Earth is a planet of environmental extremes, ranging from freezing cold to scorching heat. With only a few special cases, humans live mainly in temperate regions, but a wide-ranging array of other creatures flourish in the inhospitable. These organisms are referred to as extremophiles. Here are a few instances.
Emperor Penguin
These robust flightless birds usually spend their mating season in Antarctica, where temperatures normally drop to -40 °C (-40 °F). The colony survives such cold that is life-threatening by coming together in a large group to share warmth and reduce individual exposure to the elements. At frequent intervals, the penguins at the external fringes of the huddle are carried into the middle so each member is given the chance to warm up.
Wood Frog
When temperatures become chilly, the wood frog adapts by allowing itself freeze, staying in this special form of suspended animation until the spring defrost. It can remain alive while being frozen by stockpiling glucose, a cryoprotectant, in its tissues.
Flat Bark Beetle
Just Like the wood frog, the flat bark beetle produces special chemicals to pull through the winter cold. It decreases the amount of water in its body while stockpiling tissue-protecting proteins, which let it survive what nature throws at it.

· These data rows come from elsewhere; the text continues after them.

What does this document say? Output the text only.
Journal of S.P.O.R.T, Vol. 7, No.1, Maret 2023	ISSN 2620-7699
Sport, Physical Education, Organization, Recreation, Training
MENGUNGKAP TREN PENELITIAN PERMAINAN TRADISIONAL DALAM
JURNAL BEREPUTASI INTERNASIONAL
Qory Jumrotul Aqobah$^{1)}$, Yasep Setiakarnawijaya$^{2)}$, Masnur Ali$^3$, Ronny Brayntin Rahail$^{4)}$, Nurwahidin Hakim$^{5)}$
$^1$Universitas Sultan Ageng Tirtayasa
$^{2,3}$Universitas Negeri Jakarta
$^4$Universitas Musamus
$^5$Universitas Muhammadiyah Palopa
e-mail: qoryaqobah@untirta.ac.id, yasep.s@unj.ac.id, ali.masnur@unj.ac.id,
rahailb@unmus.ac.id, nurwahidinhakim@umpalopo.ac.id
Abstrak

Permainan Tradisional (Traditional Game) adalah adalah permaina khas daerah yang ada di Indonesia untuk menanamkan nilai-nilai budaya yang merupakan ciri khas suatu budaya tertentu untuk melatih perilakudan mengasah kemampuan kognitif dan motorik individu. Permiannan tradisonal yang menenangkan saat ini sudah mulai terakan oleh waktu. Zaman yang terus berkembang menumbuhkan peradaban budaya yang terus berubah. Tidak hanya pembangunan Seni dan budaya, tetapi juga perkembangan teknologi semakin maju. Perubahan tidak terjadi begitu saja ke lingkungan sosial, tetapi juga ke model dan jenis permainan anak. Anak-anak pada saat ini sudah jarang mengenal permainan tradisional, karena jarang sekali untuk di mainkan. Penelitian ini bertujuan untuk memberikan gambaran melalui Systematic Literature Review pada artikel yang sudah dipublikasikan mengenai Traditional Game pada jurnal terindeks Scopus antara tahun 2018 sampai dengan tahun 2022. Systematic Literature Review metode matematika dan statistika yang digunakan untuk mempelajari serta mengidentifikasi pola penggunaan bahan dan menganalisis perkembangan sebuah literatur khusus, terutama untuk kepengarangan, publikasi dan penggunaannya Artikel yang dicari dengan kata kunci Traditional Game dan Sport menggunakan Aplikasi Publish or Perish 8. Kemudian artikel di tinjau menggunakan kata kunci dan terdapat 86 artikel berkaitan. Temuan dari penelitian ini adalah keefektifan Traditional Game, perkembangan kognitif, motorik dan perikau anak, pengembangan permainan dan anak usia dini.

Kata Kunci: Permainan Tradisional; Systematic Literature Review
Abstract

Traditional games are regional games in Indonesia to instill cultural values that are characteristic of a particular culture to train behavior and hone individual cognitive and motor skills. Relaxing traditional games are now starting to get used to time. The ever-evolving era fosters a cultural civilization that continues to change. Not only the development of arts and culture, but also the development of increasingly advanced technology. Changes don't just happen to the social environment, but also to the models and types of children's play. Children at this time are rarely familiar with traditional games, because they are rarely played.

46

Also Read: Scientists Determine How Marsh Birds Survive Typhoons and Natural Disasters Such as Hurricane Zeta
Camel
Referred to as the "ships of the desert," camels can survive temperatures that is as high as 49 °C (120 °F) and stay a week or more without drinking water.
Sahara Desert Ant
The secret of this tiny insect to survival in a desert environment that is more than 60 °C (140 °F) is its long legs, which let it move speedily and keep its body above the extremely hot sand.
Jerboa
This rodent dwells in the desert, it takes the simple route when it comes to pulling through extreme heat: during the day, it sleeps in a cool burrow and comes out during the dark, when it's cooler, to search for food.
Pompeii worm
Far beneath the ocean surface, diastant from the life-giving reach of the sun, special ecosystems have developed close to extremely hot mineral-rich hydrothermal openings that form close to undersea volcanoes. Researchers have discovered a virtual menagerie close to the opening, both the Pompeii worm, which can survive temperatures as high as 79 °C ( 175 °F ).
Tardigrade
These astonishing microscopic organisms are yet to discover an environment they can't survive. Also referred to as water bears, the strange eight-legged creatures have been discovered in glaciers, hot springs, deserts, and at the top of the highest mountains in the world. They might even be found on the Moon, thanks to the touching down of an Israeli lunar probe that took tardigrades as a portion of its payload. Under extremely unfavorable conditions, tardigrades survive by going into a dried deathlike state referred to as cryptobiosis. They can continue in this condition for decades and still come back to active life when they are been exposed to water.